Life Choices: My Subaru Outlook

So much in life seems to happen from momentum. From where we live to what we drive is based on myriad factors and variables and choices we made long before the present. The pressure is immense to get it right, on time, the first time. It was too much. Plus, we needed a change of scenery. So we busted out of town and country and got ourselves sufficiently Mexified, outfitted with a Jeep, a beach house, street dogs, got tan, got drunk, got married, surfaced from a wreck of debt, bought a boat, and started thinking about what’s next. Where to go, how to live and what to drive are on the brain daily. You can envision yourself in any number of lives from browing real estate listings and building imaginary SUVs. The possibilities are endless.
By rights, we should own a bicycle, a Vespa, or a buspass, because our car ownership history is less than stellar. But we’re going back for the Big Show, the Whole Shebang, The American Dream, complete with house, car(s), and too many useless pretty things from here. We’re buying back in, one of these months and we are preparing to be prepared. We’re going full Girl Scout this time around.
For the first time ever we actually consulted one of those consumer reports type periodicals, quite possibly, Consumer Reports to learn which models are the safest, most reliable, best gas mileage, and so on. This notion somehow never occurred to us in the past and our process went something like this:
Malcolm: Look, a sweet-ass Wrangler, chuck a U-Turn. sold! Here’s my money, Shady Mexican Freddy. or
Jillian: charming old Volvo, needed now. we will name him Roger and he will be my Roger. Here’s my money, Creepy Parking Lot Guy.
We were formerly all about style, aesethics, and soul when it came to choosing a vehicle.
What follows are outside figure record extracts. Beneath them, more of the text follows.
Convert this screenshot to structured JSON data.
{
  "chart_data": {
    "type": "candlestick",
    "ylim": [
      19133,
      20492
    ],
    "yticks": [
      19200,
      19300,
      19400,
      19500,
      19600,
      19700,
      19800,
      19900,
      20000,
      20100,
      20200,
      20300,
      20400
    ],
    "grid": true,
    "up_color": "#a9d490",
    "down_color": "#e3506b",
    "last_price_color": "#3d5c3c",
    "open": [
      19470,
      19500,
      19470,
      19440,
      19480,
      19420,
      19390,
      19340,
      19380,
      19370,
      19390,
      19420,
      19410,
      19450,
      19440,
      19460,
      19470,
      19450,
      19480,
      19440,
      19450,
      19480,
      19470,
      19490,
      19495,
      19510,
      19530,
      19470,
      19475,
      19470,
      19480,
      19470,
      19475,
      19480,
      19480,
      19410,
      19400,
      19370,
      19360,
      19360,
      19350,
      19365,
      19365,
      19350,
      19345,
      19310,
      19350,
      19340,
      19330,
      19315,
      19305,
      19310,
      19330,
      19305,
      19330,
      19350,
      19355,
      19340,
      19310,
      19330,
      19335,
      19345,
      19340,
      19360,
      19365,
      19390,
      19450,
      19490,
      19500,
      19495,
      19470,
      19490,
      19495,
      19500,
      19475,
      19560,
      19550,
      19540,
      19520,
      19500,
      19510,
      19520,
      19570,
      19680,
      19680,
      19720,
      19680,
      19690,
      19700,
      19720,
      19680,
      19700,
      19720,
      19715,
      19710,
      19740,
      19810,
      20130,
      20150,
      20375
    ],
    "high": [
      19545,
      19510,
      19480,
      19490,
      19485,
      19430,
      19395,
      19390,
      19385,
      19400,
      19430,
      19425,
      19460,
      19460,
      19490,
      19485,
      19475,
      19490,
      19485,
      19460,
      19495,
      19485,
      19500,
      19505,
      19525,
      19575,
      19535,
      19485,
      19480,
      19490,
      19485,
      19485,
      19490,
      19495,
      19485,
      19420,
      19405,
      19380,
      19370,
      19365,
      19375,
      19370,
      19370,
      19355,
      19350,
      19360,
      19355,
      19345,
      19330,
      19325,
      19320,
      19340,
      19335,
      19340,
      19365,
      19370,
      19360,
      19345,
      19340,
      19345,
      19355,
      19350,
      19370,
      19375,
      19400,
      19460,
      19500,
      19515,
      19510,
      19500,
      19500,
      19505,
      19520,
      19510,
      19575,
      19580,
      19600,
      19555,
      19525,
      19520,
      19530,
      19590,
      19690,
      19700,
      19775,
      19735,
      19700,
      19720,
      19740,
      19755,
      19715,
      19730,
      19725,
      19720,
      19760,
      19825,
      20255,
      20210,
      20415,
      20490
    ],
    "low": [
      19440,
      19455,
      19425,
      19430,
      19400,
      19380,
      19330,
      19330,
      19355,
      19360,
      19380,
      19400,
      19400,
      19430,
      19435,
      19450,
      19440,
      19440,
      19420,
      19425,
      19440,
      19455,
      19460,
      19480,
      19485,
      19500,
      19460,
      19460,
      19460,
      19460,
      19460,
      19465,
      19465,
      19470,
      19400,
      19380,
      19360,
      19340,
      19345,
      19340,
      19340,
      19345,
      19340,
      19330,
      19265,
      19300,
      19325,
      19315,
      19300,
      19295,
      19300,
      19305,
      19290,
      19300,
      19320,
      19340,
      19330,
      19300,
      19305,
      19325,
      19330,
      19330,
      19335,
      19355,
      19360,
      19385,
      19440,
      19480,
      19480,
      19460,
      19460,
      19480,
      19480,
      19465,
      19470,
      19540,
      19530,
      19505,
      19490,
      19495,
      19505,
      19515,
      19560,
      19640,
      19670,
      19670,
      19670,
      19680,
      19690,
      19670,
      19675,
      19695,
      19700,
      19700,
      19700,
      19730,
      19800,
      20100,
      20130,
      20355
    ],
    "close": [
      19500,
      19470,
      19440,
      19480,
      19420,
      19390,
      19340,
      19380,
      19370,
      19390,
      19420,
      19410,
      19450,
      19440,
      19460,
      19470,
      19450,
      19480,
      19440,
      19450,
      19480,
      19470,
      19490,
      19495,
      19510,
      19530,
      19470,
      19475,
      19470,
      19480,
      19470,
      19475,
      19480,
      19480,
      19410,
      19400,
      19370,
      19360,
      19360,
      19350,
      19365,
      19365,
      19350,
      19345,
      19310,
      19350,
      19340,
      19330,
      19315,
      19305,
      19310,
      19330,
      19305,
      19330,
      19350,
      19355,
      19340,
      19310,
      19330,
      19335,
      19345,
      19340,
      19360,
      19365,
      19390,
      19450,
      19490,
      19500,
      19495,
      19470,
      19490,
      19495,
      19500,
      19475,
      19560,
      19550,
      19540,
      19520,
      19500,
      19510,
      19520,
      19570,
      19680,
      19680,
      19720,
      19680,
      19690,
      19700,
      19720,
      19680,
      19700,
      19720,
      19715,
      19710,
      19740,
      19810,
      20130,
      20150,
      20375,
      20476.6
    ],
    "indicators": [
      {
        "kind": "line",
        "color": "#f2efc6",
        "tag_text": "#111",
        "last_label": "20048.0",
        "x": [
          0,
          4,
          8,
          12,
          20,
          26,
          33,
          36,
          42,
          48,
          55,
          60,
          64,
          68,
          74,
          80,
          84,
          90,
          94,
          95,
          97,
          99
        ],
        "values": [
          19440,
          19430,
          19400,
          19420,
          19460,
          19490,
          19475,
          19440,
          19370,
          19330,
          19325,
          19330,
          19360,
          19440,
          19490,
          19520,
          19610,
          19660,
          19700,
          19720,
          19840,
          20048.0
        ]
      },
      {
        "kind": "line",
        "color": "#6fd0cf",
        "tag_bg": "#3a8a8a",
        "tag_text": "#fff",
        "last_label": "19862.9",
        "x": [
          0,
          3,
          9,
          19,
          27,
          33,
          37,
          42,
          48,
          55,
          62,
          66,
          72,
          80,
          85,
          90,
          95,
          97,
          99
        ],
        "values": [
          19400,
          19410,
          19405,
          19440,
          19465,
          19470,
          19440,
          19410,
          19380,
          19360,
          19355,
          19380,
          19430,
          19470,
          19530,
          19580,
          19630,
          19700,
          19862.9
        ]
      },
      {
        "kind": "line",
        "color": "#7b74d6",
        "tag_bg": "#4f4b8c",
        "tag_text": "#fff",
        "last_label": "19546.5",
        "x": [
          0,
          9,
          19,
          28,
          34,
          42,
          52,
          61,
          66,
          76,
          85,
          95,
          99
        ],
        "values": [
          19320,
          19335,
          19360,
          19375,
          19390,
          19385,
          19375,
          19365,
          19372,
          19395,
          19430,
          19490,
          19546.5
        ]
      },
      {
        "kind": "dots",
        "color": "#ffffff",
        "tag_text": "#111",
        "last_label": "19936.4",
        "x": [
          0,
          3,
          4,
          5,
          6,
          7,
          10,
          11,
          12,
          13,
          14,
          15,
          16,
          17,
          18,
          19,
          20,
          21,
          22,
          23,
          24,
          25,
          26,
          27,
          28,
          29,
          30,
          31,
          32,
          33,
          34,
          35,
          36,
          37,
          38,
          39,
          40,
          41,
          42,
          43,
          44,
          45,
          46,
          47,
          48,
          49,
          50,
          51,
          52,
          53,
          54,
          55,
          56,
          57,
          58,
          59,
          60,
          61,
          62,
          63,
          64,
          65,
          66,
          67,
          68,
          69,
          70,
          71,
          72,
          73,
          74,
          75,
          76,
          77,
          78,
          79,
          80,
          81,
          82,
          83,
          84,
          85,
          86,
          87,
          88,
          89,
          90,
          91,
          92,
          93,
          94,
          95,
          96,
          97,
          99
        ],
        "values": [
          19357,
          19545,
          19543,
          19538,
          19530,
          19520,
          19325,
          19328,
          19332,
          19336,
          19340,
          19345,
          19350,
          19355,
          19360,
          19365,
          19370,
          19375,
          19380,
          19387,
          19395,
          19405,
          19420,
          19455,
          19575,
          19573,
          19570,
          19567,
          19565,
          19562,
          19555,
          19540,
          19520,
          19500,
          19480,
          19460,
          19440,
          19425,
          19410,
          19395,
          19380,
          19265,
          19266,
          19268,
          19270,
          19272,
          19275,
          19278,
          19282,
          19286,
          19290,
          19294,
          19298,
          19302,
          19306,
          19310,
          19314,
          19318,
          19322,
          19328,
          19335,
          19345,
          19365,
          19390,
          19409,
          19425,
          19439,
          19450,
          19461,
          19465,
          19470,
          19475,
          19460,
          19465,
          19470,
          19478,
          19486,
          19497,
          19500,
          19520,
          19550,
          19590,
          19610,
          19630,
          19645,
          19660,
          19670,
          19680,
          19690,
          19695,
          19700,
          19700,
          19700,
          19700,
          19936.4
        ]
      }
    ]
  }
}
But car shopping isn’t a Motown Record. You heard it here first. We still very much want what we want, a cool car that reflects who we are and feels age-appropriate. The car that fits our needs and fills our heart with joy is, unsurprisingly, the Subaru Outback. Sometime between when we left in 2006 and now it has become the ubiquitous Yuppie mobile. Or maybe it was already popular and we just weren’t seeing it. How on earth did this happen to me?
Lately, we’ve been outside looking in. We’re picking up speed and thinking about square footage. The return might prove more difficult but in the planning it’s just as fun. Dropping out was a grand plan and we are enjoying all the freedoms with a delicious sense of impending change. When we abandoned home and jettisoned possessions it was with the hope of roaming free and eventually growing up. With a coarse set on a more regular adventure I wonder if with this car we can start to fit back in, if that is even what we want.